Newly-opened UOW Children’s Technology Play Space will serve as an inspiration to use technology in smart and innovative ways
23 Mar, 2022
When the Australian Research Council (ARC) Centre of Excellence for the Digital Child launched last year, times had never been more precarious for in-person relationships.
The COVID-19 pandemic had thrust all of us into the digital space, whether we wanted it or not. Work, school, play and entertainment were all facilitated through technology. From Zoom calls, e-lessons and telehealth appointments to virtual catchups with friends and online yoga – there was no escape from being online.
Unsurprisingly, many parents had started to voice their concerns and tensions about digital screen time, often feeling guilty about their children’s use of technology. Families felt that the messages about how to use digital technologies with kids and available screen-time guidelines were often conflicting. That’s why the pragmatic, research-based approach of the ARC Centre of Excellence for the Digital Child was a welcome relief for many.
Now, a year later, another iteration of the Centre has just launched within UOW’s Early Start, next door to the much-loved Discovery Space. Called the UOW Children’s Technology Play Space, it is a living laboratory with digital experiences available for children from birth to eight years of age and their parents, as well as a place for educators and industry partners to come and work with the research team. The space will offer an opportunity for interdisciplinary and intergenerational dialogue, and an inspiration to use technology in smart and innovative ways.
“The ARC Centre of Excellence for the Digital Child and its newest addition, the UOW Children’s Technology Play Space, is dedicated to creating positive digital childhoods for all Australian children,” says Professor Lisa Kervin, the Research Director at UOW’s Early Start and Chief Investigator at the Digital Child Centre.
“UOW research has been leading the way in our understanding of digital play, particularly digital imaginative play. When we think about our children’s relationship with technology, this kind of play is crucial for development as a way to explore, experiment and manipulate their understandings of the world,” Professor Kervin said.
UOW Children’s Technology Play Space has been designed to provide a place for children and their families to be involved in cutting-edge research around how technologies can be safely used with young children. The space will host a number of research projects for the Centre, focusing on the educated child, the healthy child and the connected child. Located alongside Early Start’s Discovery Space, Children’s Technology Play Space will be available to the public through regular digital playgroups (details to be announced). During these hands-on workshops, both parents and kids will learn how to use technology smartly.

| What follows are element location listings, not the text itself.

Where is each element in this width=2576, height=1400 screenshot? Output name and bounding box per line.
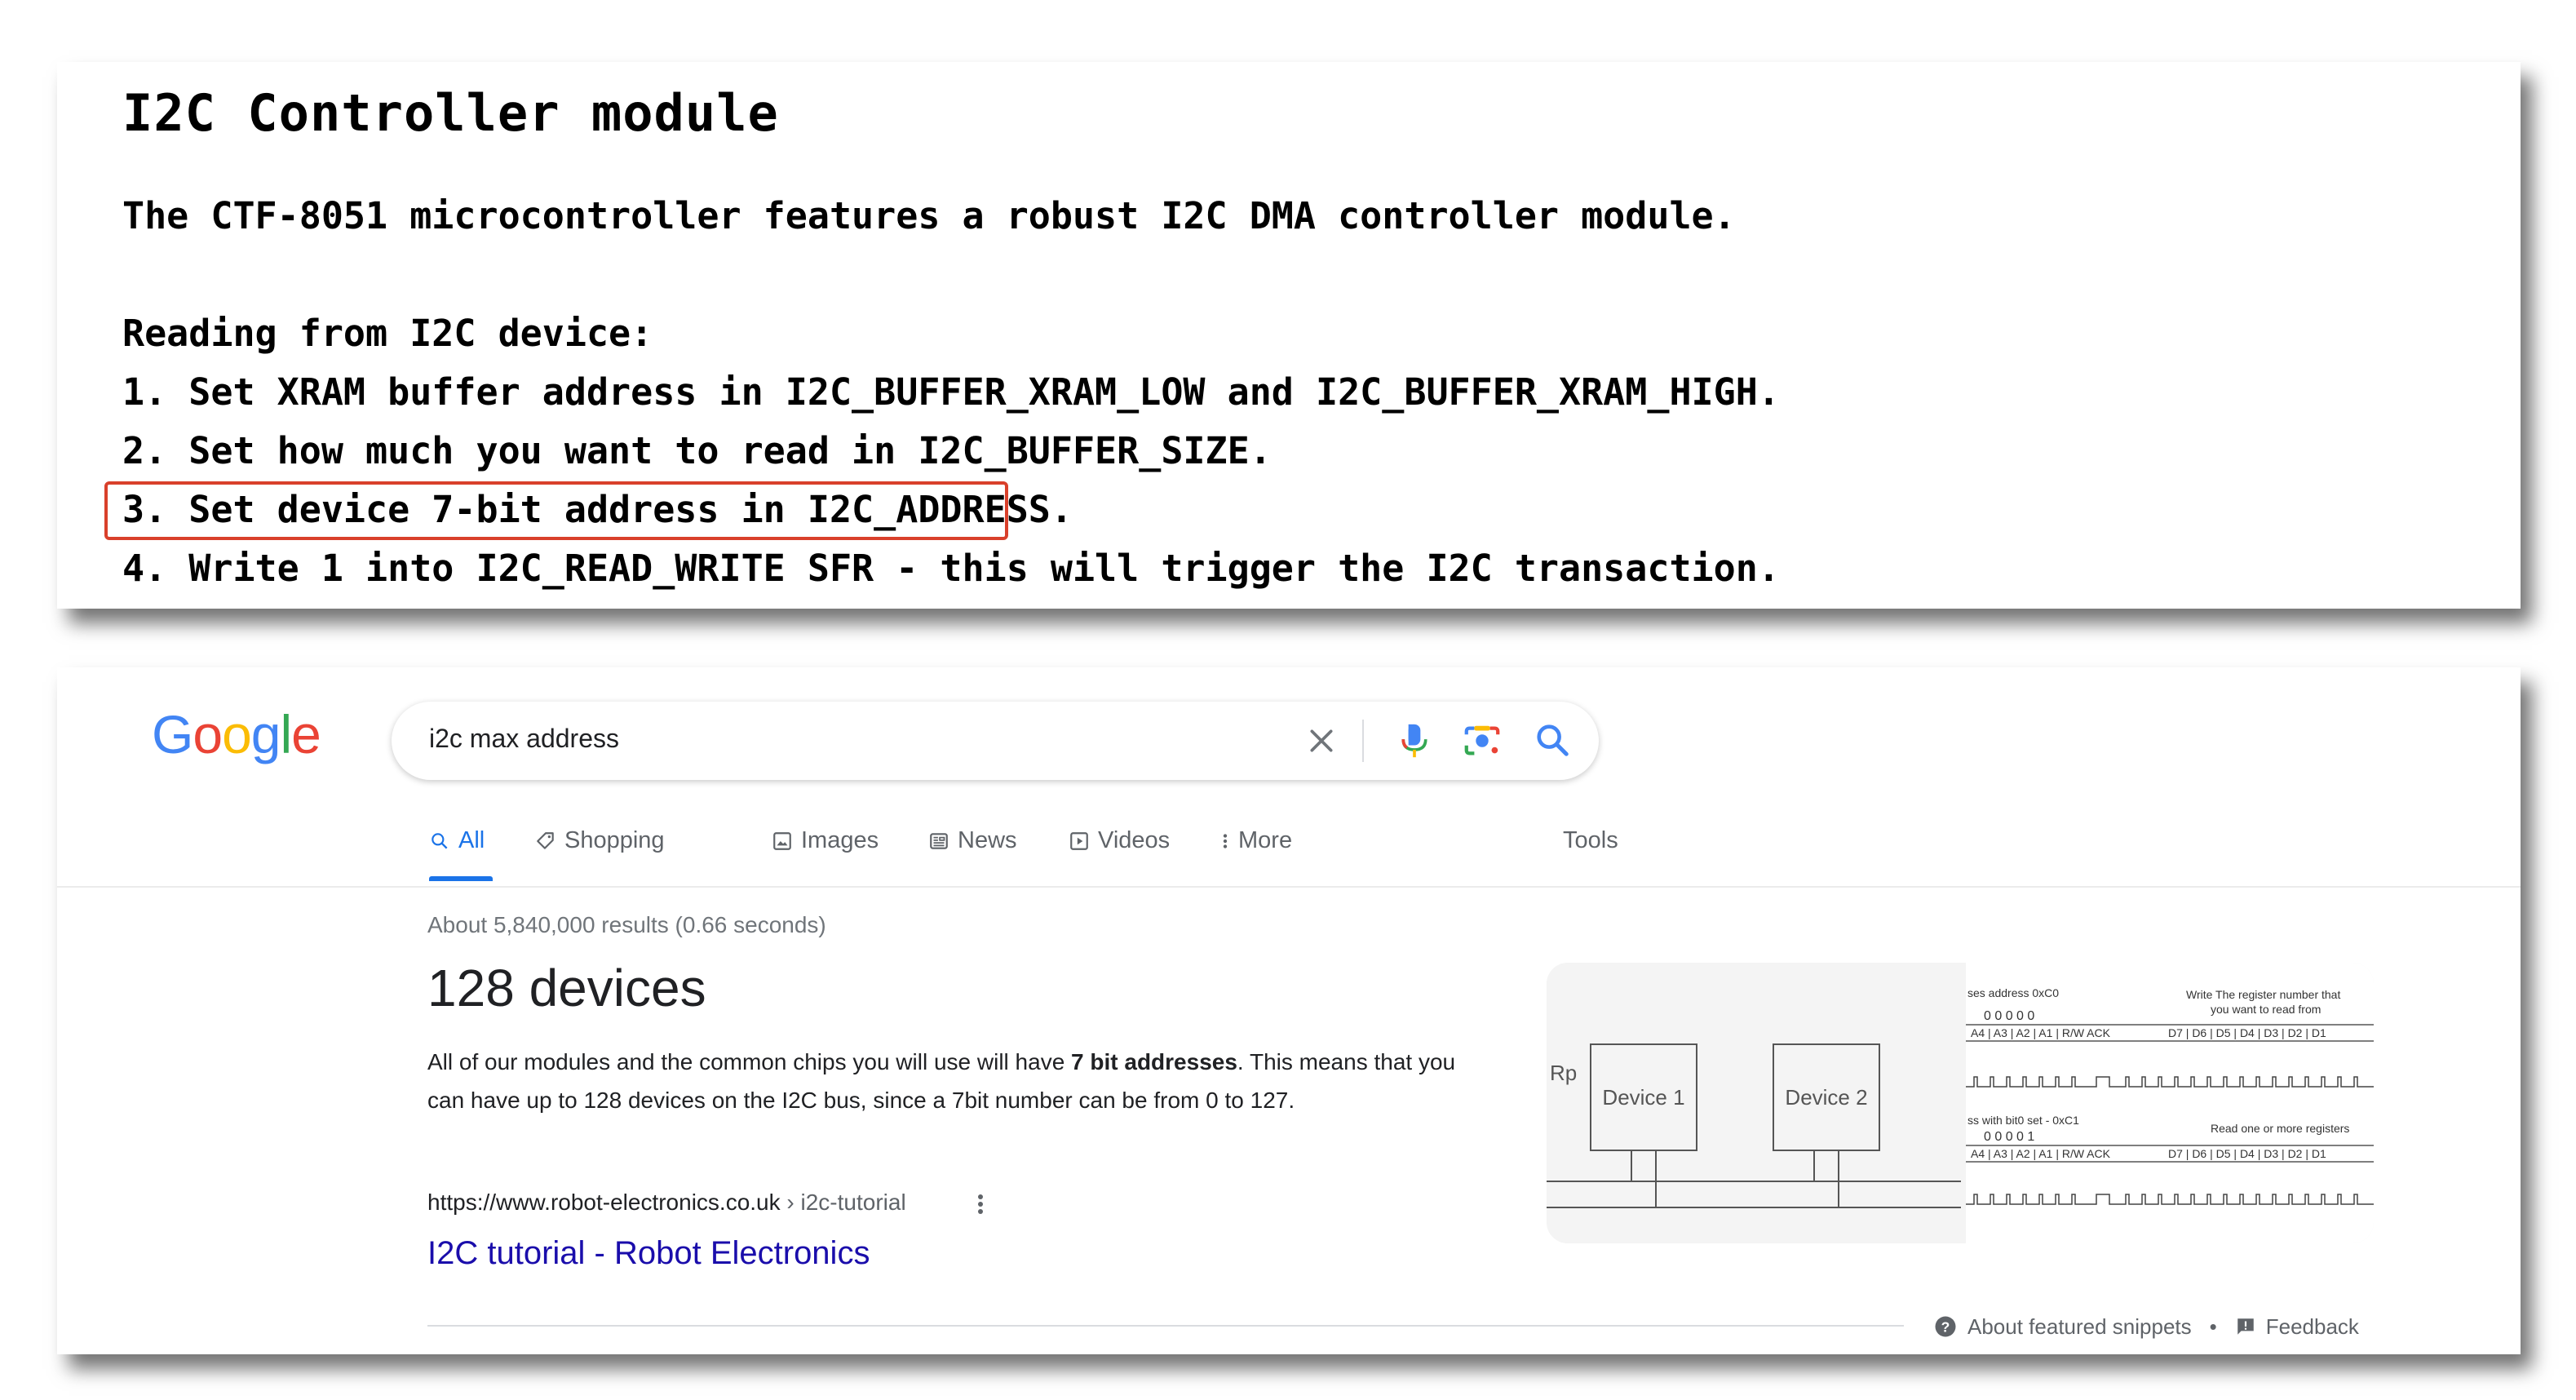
tab-news[interactable]: News bbox=[928, 827, 1017, 884]
doc-heading: Reading from I2C device: bbox=[122, 312, 653, 355]
search-box-divider bbox=[1362, 720, 1364, 762]
featured-snippet-text: All of our modules and the common chips … bbox=[427, 1043, 1488, 1119]
doc-step-4: 4. Write 1 into I2C_READ_WRITE SFR - thi… bbox=[122, 547, 1780, 590]
result-stats: About 5,840,000 results (0.66 seconds) bbox=[427, 912, 826, 937]
tab-videos[interactable]: Videos bbox=[1069, 827, 1170, 884]
footer-separator: • bbox=[2209, 1314, 2217, 1339]
doc-step-3: 3. Set device 7-bit address in I2C_ADDRE… bbox=[122, 488, 1073, 531]
rp-label: Rp bbox=[1550, 1061, 1577, 1085]
address-cells: A4 | A3 | A2 | A1 | R/W ACK bbox=[1971, 1147, 2111, 1160]
search-box[interactable] bbox=[392, 702, 1599, 780]
more-options-icon[interactable] bbox=[972, 1190, 989, 1219]
logo-letter: l bbox=[280, 704, 293, 764]
help-icon: ? bbox=[1935, 1316, 1956, 1337]
camera-lens-icon[interactable] bbox=[1462, 721, 1503, 760]
doc-step-1: 1. Set XRAM buffer address in I2C_BUFFER… bbox=[122, 370, 1780, 414]
featured-snippet-image[interactable]: Rp Device 1 Device 2 ses address 0xC0 Wr… bbox=[1547, 963, 2374, 1243]
tab-label: All bbox=[458, 827, 485, 853]
doc-intro: The CTF-8051 microcontroller features a … bbox=[122, 194, 1736, 237]
timing-label: Write The register number that bbox=[2186, 988, 2340, 1001]
snippet-bold-text: 7 bit addresses bbox=[1071, 1049, 1237, 1074]
tab-label: Videos bbox=[1098, 827, 1171, 853]
address-cells: A4 | A3 | A2 | A1 | R/W ACK bbox=[1971, 1026, 2111, 1039]
tabs-divider bbox=[57, 886, 2521, 888]
timing-label: you want to read from bbox=[2211, 1003, 2321, 1016]
search-icon bbox=[432, 833, 448, 849]
result-title-link[interactable]: I2C tutorial - Robot Electronics bbox=[427, 1235, 870, 1272]
data-cells: D7 | D6 | D5 | D4 | D3 | D2 | D1 bbox=[2168, 1026, 2326, 1039]
device-1-label: Device 1 bbox=[1602, 1085, 1684, 1110]
search-input[interactable] bbox=[427, 723, 1246, 755]
bit-values: 0 0 0 0 1 bbox=[1984, 1130, 2034, 1144]
close-icon[interactable] bbox=[1305, 724, 1338, 757]
search-icon[interactable] bbox=[1534, 721, 1571, 759]
tag-icon bbox=[537, 832, 554, 849]
tab-more[interactable]: More bbox=[1220, 827, 1292, 884]
source-domain: https://www.robot-electronics.co.uk bbox=[427, 1190, 781, 1215]
tools-button[interactable]: Tools bbox=[1563, 827, 1618, 884]
google-logo[interactable]: Google bbox=[152, 703, 321, 765]
play-icon bbox=[1070, 832, 1088, 850]
i2c-bus-diagram: Rp Device 1 Device 2 bbox=[1547, 963, 1961, 1243]
tools-label: Tools bbox=[1563, 827, 1618, 853]
microphone-icon[interactable] bbox=[1396, 721, 1432, 760]
source-path: › i2c-tutorial bbox=[780, 1190, 906, 1215]
tab-label: More bbox=[1238, 827, 1293, 853]
tab-label: Shopping bbox=[564, 827, 665, 853]
source-url[interactable]: https://www.robot-electronics.co.uk › i2… bbox=[427, 1190, 906, 1216]
kebab-icon bbox=[1223, 834, 1228, 848]
tab-shopping[interactable]: Shopping bbox=[535, 827, 665, 884]
timing-label: ss with bit0 set - 0xC1 bbox=[1967, 1114, 2079, 1127]
logo-letter: G bbox=[152, 704, 193, 764]
feedback-link[interactable]: Feedback bbox=[2266, 1314, 2359, 1340]
google-search-panel: Google All bbox=[57, 667, 2521, 1354]
logo-letter: o bbox=[193, 704, 223, 764]
documentation-panel: I2C Controller module The CTF-8051 micro… bbox=[57, 62, 2521, 609]
snippet-text-part: All of our modules and the common chips … bbox=[427, 1049, 1072, 1074]
logo-letter: o bbox=[222, 704, 252, 764]
tab-label: News bbox=[958, 827, 1017, 853]
logo-letter: e bbox=[291, 704, 321, 764]
i2c-timing-diagram: ses address 0xC0 Write The register numb… bbox=[1966, 963, 2374, 1243]
active-tab-indicator bbox=[429, 876, 493, 881]
timing-label: Read one or more registers bbox=[2211, 1122, 2349, 1135]
logo-letter: g bbox=[250, 704, 281, 764]
data-cells: D7 | D6 | D5 | D4 | D3 | D2 | D1 bbox=[2168, 1147, 2326, 1160]
image-icon bbox=[773, 832, 791, 850]
doc-step-2: 2. Set how much you want to read in I2C_… bbox=[122, 429, 1272, 472]
timing-label: ses address 0xC0 bbox=[1967, 986, 2059, 999]
feedback-icon bbox=[2237, 1318, 2254, 1335]
tab-label: Images bbox=[801, 827, 879, 853]
svg-text:?: ? bbox=[1941, 1318, 1950, 1335]
about-featured-snippets-link[interactable]: About featured snippets bbox=[1967, 1314, 2192, 1340]
device-2-label: Device 2 bbox=[1785, 1085, 1867, 1110]
snippet-footer: ? About featured snippets • Feedback bbox=[1933, 1310, 2359, 1343]
search-tabs: All Shopping Images News Videos More Too… bbox=[429, 827, 1653, 884]
featured-answer-title: 128 devices bbox=[427, 959, 706, 1017]
bit-values: 0 0 0 0 0 bbox=[1984, 1009, 2034, 1023]
tab-images[interactable]: Images bbox=[772, 827, 879, 884]
doc-title: I2C Controller module bbox=[122, 83, 779, 143]
newspaper-icon bbox=[930, 833, 948, 849]
results-divider bbox=[427, 1325, 1904, 1327]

“Never before has technology been so important in families’ lives. Families are dealing with mixed messages about what is and isn’t appropriate for their children. The reality is that digital technology is firmly part of the lives of many families, including young children.”
“Yet what’s important is for parents to be able to choose quality apps for their young children and learners and to facilitate the smart use of these apps at home. The design of the digital tools is essential to how it will affect children’s development, as, for the most part, technology might equally restrict or encourage the developmental process. Not all screens and uses of technology are equal,” Professor Kervin said.
There’s evidence showing that technology can be a wonderful addition to any child’s development, fostering literacy, creativity, self-regulation and growth. For example, researchers from the Digital Child Centre have created recommendations for parents to guide the selection and use of apps for digital play. According to these guidelines, apps should be fun but, at the same, motivate children to use their imagination while encouraging collaboration with others. They should also feature a creative component, enabling children to produce (not just consume) the digital tools and offer a connection between on-screen and off-screen play. Alongside this are considerations for privacy and online safety for children.
In addition to digital playgroups, the Children’s Technology Play Space plans to also open the space to educators and families at different times for a seminar program to investigate children’s digital experiences and share evidence-based examples.